They’ve been bred to be adorable, but that may come with dangerous health problems.
Pugs, shih tzus, bulldogs, and French bulldogs are some of the cutest dog breedsout there. Their flat faces and wrinkly noses give them a comical appearance and tons of personality, and they can be terrific companions. But with those adorable features come a host of health problems that have been bred into them for generations. According to the BBC, things have gotten so bad that a British veterinary group is warning dog lovers to steer clear of these breeds—for their own good.
The British Veterinary Association is warning that the boom in popularity for these dog breeds has “increased animal suffering.” That’s because dogs are being bred for their cute looks, and not necessarily for lasting health. The dogs, who are called brachycephalic or short-muzzled, are bred to have short noses, and because of that tend to have small or flat throats and breathing passages.
According to the American College of Veterinary Surgeons, Brachycephalic Syndrome is a combination of a too-long soft palate that interferes with air moving into the lungs, malformed nostrils that make it difficult for the dog to breathe, and tissue in the windpipe that obstructs airflow near the vocal cords. Dogs with this syndrome typically make a lot of noise when they breathe, have a hard time exercising, and sometimes collapse when they’ve had too much activity or heat.
The bulldog is the fourth most popular breed in America, and the French bulldog ranks sixth, up from 11th in 2013. Other flat-faced dogs, like boxers, cavalier King Charles spaniels, and shih tzus, are also high on the American Kennel Club’s popularity list. Because of this newfound popularity, the BBC also notes, animal shelters in the U.K. are seeing an uptick in short-muzzled dogs, and these shelters have to perform surgeries to clear out the dogs’ airways and widen their nostrils.

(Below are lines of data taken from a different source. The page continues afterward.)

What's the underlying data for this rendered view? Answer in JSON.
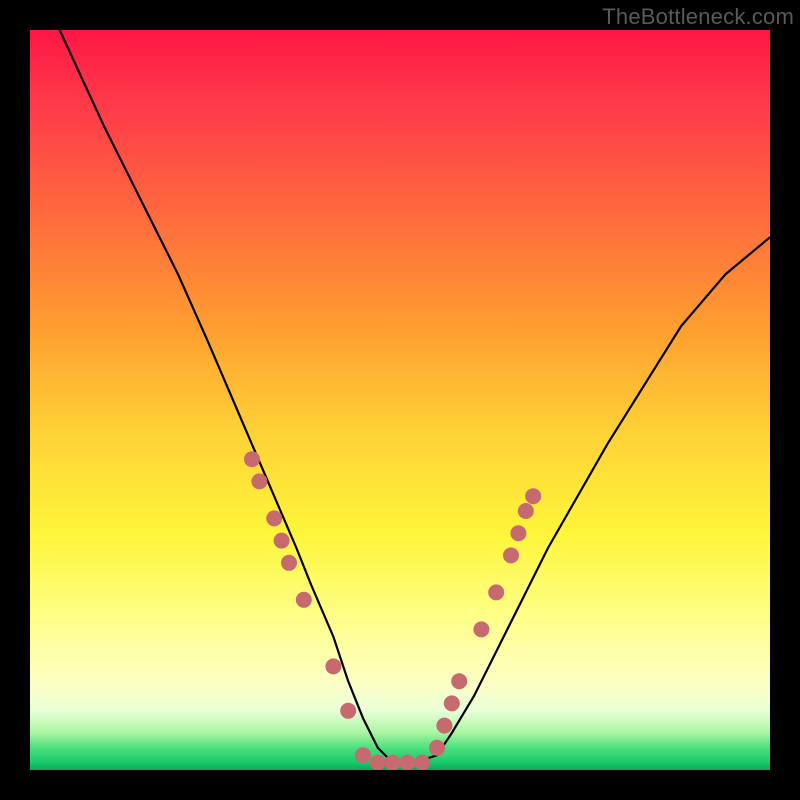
{
  "watermark": "TheBottleneck.com",
  "colors": {
    "background": "#000000",
    "curve": "#000000",
    "dots": "#c76a6f",
    "gradient_top": "#ff1744",
    "gradient_bottom": "#0aa85e"
  },
  "chart_data": {
    "type": "line",
    "title": "",
    "xlabel": "",
    "ylabel": "",
    "xlim": [
      0,
      100
    ],
    "ylim": [
      0,
      100
    ],
    "grid": false,
    "legend": false,
    "series": [
      {
        "name": "bottleneck-curve",
        "x": [
          4,
          10,
          15,
          20,
          24,
          27,
          30,
          33,
          36,
          38,
          41,
          43,
          45,
          47,
          49,
          52,
          55,
          57,
          60,
          63,
          66,
          70,
          74,
          78,
          83,
          88,
          94,
          100
        ],
        "y": [
          100,
          87,
          77,
          67,
          58,
          51,
          44,
          37,
          30,
          25,
          18,
          12,
          7,
          3,
          1,
          1,
          2,
          5,
          10,
          16,
          22,
          30,
          37,
          44,
          52,
          60,
          67,
          72
        ]
      }
    ],
    "scatter_points": {
      "name": "highlight-dots",
      "points": [
        {
          "x": 30,
          "y": 42
        },
        {
          "x": 31,
          "y": 39
        },
        {
          "x": 33,
          "y": 34
        },
        {
          "x": 34,
          "y": 31
        },
        {
          "x": 35,
          "y": 28
        },
        {
          "x": 37,
          "y": 23
        },
        {
          "x": 41,
          "y": 14
        },
        {
          "x": 43,
          "y": 8
        },
        {
          "x": 45,
          "y": 2
        },
        {
          "x": 47,
          "y": 1
        },
        {
          "x": 49,
          "y": 1
        },
        {
          "x": 51,
          "y": 1
        },
        {
          "x": 53,
          "y": 1
        },
        {
          "x": 55,
          "y": 3
        },
        {
          "x": 56,
          "y": 6
        },
        {
          "x": 57,
          "y": 9
        },
        {
          "x": 58,
          "y": 12
        },
        {
          "x": 61,
          "y": 19
        },
        {
          "x": 63,
          "y": 24
        },
        {
          "x": 65,
          "y": 29
        },
        {
          "x": 66,
          "y": 32
        },
        {
          "x": 67,
          "y": 35
        },
        {
          "x": 68,
          "y": 37
        }
      ],
      "radius": 8
    }
  }
}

In a 2011 article in its magazine, the Humane Society blamed these health problems on the culture surrounding purebred dogs. Because breed standards are so strict, they say, the number of dogs that are suitable to breed is quite small, which can inadvertently lead to inbreeding and subsequent problems. Other purebreds have health problems, too; for example, basset hounds and dachshunds tend to have back problems because they’re bred to have short legs.
But bulldogs are often in the spotlight as the most extreme example of breeding for looks, not health. “It is the most extreme example of genetic manipulation in the dog-breeding world that results in congenital and hereditary problems,” Wayne Pacelle, CEO of the Humane Society, told the New York Times Magazine in 2011. “Inbreeding and other reckless breeding practices may not be as bloody as dogfighting or as painful to look at as puppy mills, but they may ultimately cause even more harm to the well-being of dogs.” The Bulldog Club of America notes that breed standards mandate a dog with wide nostrils and the ability to move around without restrictions. “It is a myth that the bulldog is inherently unhealthy by virtue of its conformation,” their website reads. “When responsible breeders use healthy dogs in their breeding program, the offspring excel in conformation and companion events.”
The British vets are encouraging prospective owners to find other breeds, or adopting mixed-breed pups instead. But if you simply must have a Boston terrier, the veterinarians urge you to make sure you have thoroughly researched its breeder—and don’t even think of buying a pet from a puppy mill or a pet store that uses one.